What do people have in mind as they think of names for their place of residence?
In the street parallel to the one I live in is an old house with large trees that is called ‘Rabat-e-Khuld’. Loosely translated as a house in paradise, it’s a fascinating name in a locality where most houses are named after the owners or just have the address in numbers to identify them by.
Somewhere in Gulberg is another one named ‘Gul-e-Gulzar’. The famous literary duo, Ashfaq Ahmed and Bano Qudsia, built a house in Model Town and called it ‘Dastan Saraye’, almost an invitation to everyone to hear and narrate stories from and about the inmates. There’s another one called ‘Ren Basera’ on Habibullah Road.
For many years, I was intrigued by the word ‘Shukr’ (thankfulness) on one pillar of the gate of Shafqat Tanveer Mirza’s house in Defence. I wondered how the calm and rebellious spirit mingled and settled comfortably in his personality; so what then drove him to call his house ‘Shukr.’
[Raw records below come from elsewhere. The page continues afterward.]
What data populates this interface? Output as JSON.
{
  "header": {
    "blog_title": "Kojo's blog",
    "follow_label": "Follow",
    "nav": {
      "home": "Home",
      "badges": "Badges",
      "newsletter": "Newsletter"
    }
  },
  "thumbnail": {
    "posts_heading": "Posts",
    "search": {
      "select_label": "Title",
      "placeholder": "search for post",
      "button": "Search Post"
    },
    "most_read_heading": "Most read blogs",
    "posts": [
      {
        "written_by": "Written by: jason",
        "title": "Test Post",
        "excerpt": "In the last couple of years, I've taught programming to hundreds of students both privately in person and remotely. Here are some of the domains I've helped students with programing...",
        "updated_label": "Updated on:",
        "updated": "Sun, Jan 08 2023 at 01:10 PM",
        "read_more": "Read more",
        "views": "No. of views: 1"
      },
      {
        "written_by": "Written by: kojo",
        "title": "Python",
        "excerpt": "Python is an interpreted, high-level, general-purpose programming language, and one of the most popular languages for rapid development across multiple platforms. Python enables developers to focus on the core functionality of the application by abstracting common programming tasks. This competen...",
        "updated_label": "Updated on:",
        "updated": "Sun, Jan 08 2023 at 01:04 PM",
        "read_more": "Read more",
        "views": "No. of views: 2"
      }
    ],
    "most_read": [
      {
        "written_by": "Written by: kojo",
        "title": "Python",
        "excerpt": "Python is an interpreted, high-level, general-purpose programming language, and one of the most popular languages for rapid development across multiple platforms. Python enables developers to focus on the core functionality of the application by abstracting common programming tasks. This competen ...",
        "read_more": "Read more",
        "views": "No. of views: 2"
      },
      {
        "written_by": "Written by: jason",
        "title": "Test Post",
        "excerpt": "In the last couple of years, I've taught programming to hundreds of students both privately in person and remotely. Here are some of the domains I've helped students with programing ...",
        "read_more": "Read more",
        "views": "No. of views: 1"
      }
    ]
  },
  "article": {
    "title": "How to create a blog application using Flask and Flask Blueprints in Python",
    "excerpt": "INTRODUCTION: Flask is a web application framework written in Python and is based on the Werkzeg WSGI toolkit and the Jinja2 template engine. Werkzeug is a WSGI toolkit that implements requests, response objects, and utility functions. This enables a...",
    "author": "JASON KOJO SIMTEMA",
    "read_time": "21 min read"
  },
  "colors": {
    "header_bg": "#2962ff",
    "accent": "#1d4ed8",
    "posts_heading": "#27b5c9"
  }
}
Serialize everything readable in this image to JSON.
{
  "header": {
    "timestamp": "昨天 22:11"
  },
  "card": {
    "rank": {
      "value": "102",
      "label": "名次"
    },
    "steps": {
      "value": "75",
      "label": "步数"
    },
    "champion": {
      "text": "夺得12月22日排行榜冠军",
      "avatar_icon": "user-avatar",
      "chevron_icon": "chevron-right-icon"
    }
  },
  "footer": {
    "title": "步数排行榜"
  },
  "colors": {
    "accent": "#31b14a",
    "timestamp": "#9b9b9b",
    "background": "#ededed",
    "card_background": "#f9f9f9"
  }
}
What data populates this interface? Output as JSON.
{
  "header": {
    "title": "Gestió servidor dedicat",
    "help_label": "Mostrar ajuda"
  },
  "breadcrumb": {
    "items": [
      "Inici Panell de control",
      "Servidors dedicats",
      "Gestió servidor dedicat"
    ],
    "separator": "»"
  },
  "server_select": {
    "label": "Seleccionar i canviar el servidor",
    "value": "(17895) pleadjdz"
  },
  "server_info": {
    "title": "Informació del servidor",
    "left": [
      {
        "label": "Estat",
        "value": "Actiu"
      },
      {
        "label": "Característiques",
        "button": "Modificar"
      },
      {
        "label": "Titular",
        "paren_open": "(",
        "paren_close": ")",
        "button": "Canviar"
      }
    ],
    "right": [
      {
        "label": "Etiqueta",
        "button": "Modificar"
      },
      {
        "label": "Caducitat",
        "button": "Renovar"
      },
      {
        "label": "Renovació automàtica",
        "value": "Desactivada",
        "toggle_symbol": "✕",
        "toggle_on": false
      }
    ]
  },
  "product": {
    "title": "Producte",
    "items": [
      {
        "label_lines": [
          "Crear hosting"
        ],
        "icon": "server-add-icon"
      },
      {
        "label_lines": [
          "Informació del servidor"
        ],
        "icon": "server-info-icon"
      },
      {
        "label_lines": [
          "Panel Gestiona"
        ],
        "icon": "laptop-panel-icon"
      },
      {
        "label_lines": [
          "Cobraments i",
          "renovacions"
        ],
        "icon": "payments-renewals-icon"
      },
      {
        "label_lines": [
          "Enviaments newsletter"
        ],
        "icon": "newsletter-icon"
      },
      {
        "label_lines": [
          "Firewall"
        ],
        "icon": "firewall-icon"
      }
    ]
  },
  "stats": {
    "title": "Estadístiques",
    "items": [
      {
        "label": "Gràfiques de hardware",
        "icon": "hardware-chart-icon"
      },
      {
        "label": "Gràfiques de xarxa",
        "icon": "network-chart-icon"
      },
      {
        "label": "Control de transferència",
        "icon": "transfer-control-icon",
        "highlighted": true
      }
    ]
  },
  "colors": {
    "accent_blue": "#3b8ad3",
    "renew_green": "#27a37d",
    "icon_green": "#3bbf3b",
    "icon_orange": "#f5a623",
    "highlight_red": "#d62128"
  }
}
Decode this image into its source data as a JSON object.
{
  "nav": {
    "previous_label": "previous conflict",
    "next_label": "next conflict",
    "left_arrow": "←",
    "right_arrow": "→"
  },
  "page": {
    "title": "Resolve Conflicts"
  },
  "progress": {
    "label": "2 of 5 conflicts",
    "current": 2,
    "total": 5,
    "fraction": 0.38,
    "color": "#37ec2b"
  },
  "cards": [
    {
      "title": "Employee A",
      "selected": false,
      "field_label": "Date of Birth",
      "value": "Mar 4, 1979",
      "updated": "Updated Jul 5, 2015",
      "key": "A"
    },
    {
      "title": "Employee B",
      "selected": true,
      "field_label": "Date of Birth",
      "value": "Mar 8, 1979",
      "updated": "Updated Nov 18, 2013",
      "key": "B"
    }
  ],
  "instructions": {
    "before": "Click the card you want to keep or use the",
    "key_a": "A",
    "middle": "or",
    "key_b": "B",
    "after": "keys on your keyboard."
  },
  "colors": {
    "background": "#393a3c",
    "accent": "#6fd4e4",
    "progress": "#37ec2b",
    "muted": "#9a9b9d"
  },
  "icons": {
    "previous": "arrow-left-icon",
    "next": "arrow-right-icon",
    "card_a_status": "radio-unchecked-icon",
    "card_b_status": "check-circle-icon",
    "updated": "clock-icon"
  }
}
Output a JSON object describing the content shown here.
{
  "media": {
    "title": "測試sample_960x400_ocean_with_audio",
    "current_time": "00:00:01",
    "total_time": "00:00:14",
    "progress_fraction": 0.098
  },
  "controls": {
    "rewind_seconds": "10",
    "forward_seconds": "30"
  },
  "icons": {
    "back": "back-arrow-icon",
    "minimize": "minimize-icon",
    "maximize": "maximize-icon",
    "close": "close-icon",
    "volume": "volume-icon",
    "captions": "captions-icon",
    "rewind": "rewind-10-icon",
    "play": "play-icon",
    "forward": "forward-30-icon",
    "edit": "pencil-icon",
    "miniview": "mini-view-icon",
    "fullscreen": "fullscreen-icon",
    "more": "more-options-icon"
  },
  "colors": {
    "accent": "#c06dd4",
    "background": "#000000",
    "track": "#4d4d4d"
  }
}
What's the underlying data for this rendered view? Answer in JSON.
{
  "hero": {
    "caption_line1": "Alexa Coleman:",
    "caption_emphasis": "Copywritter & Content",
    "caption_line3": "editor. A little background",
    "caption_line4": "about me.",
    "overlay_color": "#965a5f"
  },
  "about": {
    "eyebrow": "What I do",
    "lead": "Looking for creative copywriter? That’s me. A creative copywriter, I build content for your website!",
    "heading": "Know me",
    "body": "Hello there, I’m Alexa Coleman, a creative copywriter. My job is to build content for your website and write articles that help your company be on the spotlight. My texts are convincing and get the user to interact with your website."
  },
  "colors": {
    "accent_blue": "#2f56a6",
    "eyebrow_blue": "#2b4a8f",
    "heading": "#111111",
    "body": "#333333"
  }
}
I never had the courage to ask him this in his lifetime. Now that he is no more, his wife tells me it was named after his father Shukarullah Khan. It did seem like an anti-climax, after all these years.
For the Mirzas, how the ordinary people, especially the neighbours, read it was even more interesting. "They invariably thought we had put the sign ‘Shukr’ because we managed to build a house after all," his wife laughingly recalls.
It is customary to name the house after your father, to seek your parents’ blessings, as some say, but also to put a seal of affirmation that the property belongs to its rightful inheritors. ‘Qadeer Khan Palace’ is a two-marla, four-storey residence of Khalil Ahmed in Krishan Nagar. It’s an old house that has been renovated to the last detail. "For us it’s a palace," says Khalil, a man in his 40s.
"We are in the world because of our parents. That is why I did not name it after myself or my children. Through this, we remember our elders. We are grateful to have a roof over our heads; it gives us peaceful sleep," says Khalil.
It turns out that people are not pushed to name their rented properties. One needs to own a house to be entitled to name it. It empowers them to not just build or buy it but to give it a name too, something which they were too powerless to do for themselves (most of us carry names that were given to us at birth by our elders).
Though the trend of naming houses -- as a cottage, palace, manzil, mahal, villa or mansion, or even trying to be more creative about it -- is on the decline, the older localities seemed to have more of them. "Syed Maratab Ali’s house on the Davis Road was called ‘Nasheman’ and Noorjehan and Shaukat Rizvi’s house ‘Sheesh Mahal’," recalls Sarwat Ali, an old Lahori who has seen the city’s developments closely. "Maratab Ali’s new house in Gulberg is called Nasheman too."
Some prominent people deemed it fit to name their residences after their family. "So, there was Nawab Palace in front of the Railway Headquarters. Then there were Mamdot House, Daultana House, Khar House etc.
"Not many people know there is Ganga Ram’s house called Ganga Ram Mansion, next to Urdu Bazar, which has turned into a cluster of shops selling laboratory equipment. And then there is Shadilal Building near Jain Mandir which is still intact [even though Jain Mandir isn’t]," Ali says.
It might seem a bit strange but quite a few properties in the city are named after women. ‘Fatima House’ is engraved in cement on one side of a two storeyed building, again in Krishan Nagar. The owner Ahmed Hasan who has rented the property and lives next door tells us he named it after his grandmother.
A glib talker, Hasan (who is nearly 70) has firm views on life and both genders. "Men are hypocritical and clever. Women are diplomatic, they divide and rule. They are basically insecure and try to cover it with diplomacy," he says.
What about his grandmother Fatima, I am compelled to ask. "My grandmother was a great woman. She had no demands whatsoever." (He had just said something about men being hypocritical!)
The Walled City boasts of the most interesting darwazas, kuchas and havelis with fancy names but it is difficult to spot ‘houses’ carrying names. Maybe it was not considered necessary in the communal culture of the old city. Or, maybe the trend picked up as people started moving out, building new houses and needed an identity of sorts for their living quarters.
Habiba, the daughter in law at Rabat-e-Khuld, says her mother-in-law Khalida named it in 1961, "She was a devoted housewife in a typical household and was just fascinated by the name. She wanted her house to be a reflection of the name."